Calculating Torque and Rotational Inertia for Opening a Heavy Door

[tymartin]

Homework Statement

You need to open a heavy door that's 30 inches wide. Instictively, you push near the edge that's farthest from the hinges. If, instead, you had pushed at a point only 10 inches in from the hinges, how much harder would you have had to push to open the door at the same speed? Explain your answer.

Homework Equations

Here is my attempt at the problem below. I don't know where I'm making my mistake. Any help would be appreciated. Thanks.

The Attempt at a Solution

30 inches= .76 m
Mass of Door-14 kg

I=1/3 (14kg)(.25)2 Rotational Inertia
1/3(14)(.063) I=1/3M/2
1/3(.88) I=1/3 (14kg) (.58)
.29 1/3 (8.12)
2.7
2.7/.29=9.3

 

[LowlyPion]

Is it that hard?

Isn't the same Torque required to open the door?
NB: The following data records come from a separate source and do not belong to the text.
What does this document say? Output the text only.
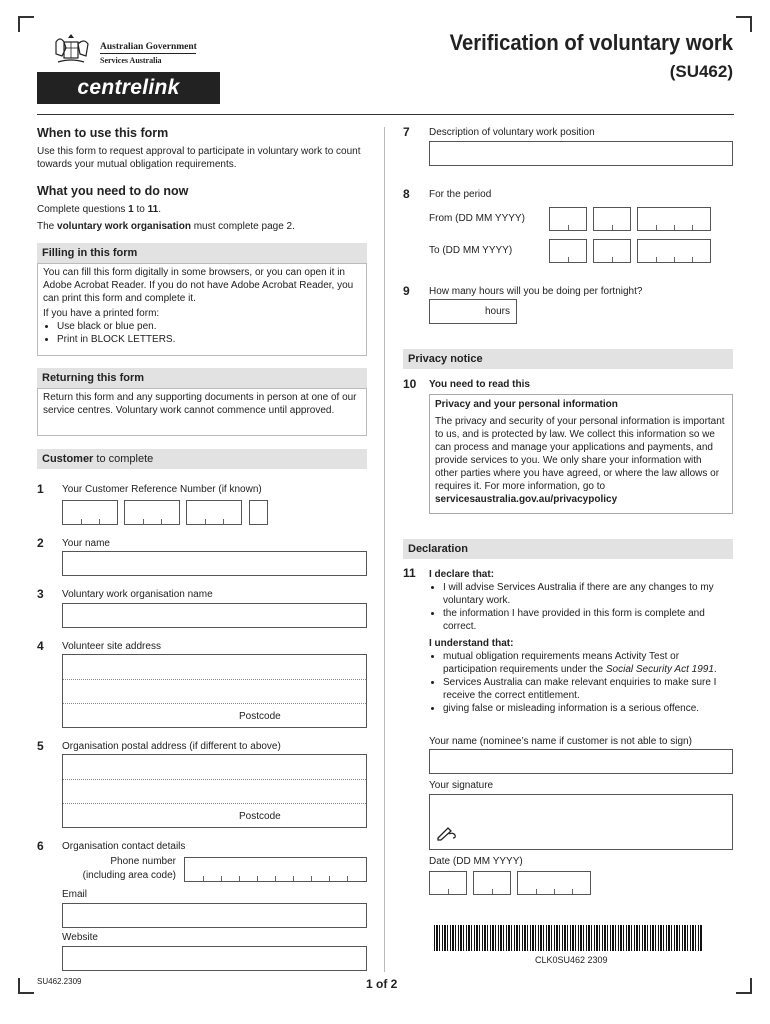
Australian Government
Services Australia
centrelink
Verification of voluntary work
(SU462)
When to use this form
Use this form to request approval to participate in voluntary work to count towards your mutual obligation requirements.
What you need to do now
Complete questions 1 to 11.
The voluntary work organisation must complete page 2.
Filling in this form
You can fill this form digitally in some browsers, or you can open it in Adobe Acrobat Reader. If you do not have Adobe Acrobat Reader, you can print this form and complete it.
If you have a printed form:
• Use black or blue pen.
• Print in BLOCK LETTERS.
Returning this form
Return this form and any supporting documents in person at one of our service centres. Voluntary work cannot commence until approved.
Customer to complete
1 Your Customer Reference Number (if known)
2 Your name
3 Voluntary work organisation name
4 Volunteer site address
Postcode
5 Organisation postal address (if different to above)
Postcode
6 Organisation contact details
Phone number
(including area code)
Email
Website
7 Description of voluntary work position
8 For the period
From (DD MM YYYY)
To (DD MM YYYY)
9 How many hours will you be doing per fortnight?
hours
Privacy notice
10 You need to read this
Privacy and your personal information
The privacy and security of your personal information is important to us, and is protected by law. We collect this information so we can process and manage your applications and payments, and provide services to you. We only share your information with other parties where you have agreed, or where the law allows or requires it. For more information, go to servicesaustralia.gov.au/privacypolicy
Declaration
11 I declare that:
• I will advise Services Australia if there are any changes to my voluntary work.
• the information I have provided in this form is complete and correct.
I understand that:
• mutual obligation requirements means Activity Test or participation requirements under the Social Security Act 1991.
• Services Australia can make relevant enquiries to make sure I receive the correct entitlement.
• giving false or misleading information is a serious offence.
Your name (nominee’s name if customer is not able to sign)
Your signature
Date (DD MM YYYY)
CLK0SU462 2309
SU462.2309	1 of 2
Meaning same I and same a?

So isn't the question what force acting at 1/3 the distance is needed to accomplish the same result?

 

[nlightner]

Torque=Force x Distance

Torque at 30 inches= Force x .76m
Torque at 10 inches= Force x .25m

Since we want to open the door at the same speed, we can set the two torques equal to each other:

Force x .76m = Force x .25m

Solving for force, we get:

Force = (.25m/.76m) x Force = 0.33 x Force

Therefore, if we pushed at a point 10 inches from the hinges, we would have to apply 0.33 times the force compared to pushing at the edge farthest from the hinges. In other words, we would have to push with 3 times the force to achieve the same speed of opening the door. This is because the rotational inertia of the door is lower when pushing at a point closer to the hinges, so a smaller force is needed to achieve the same torque.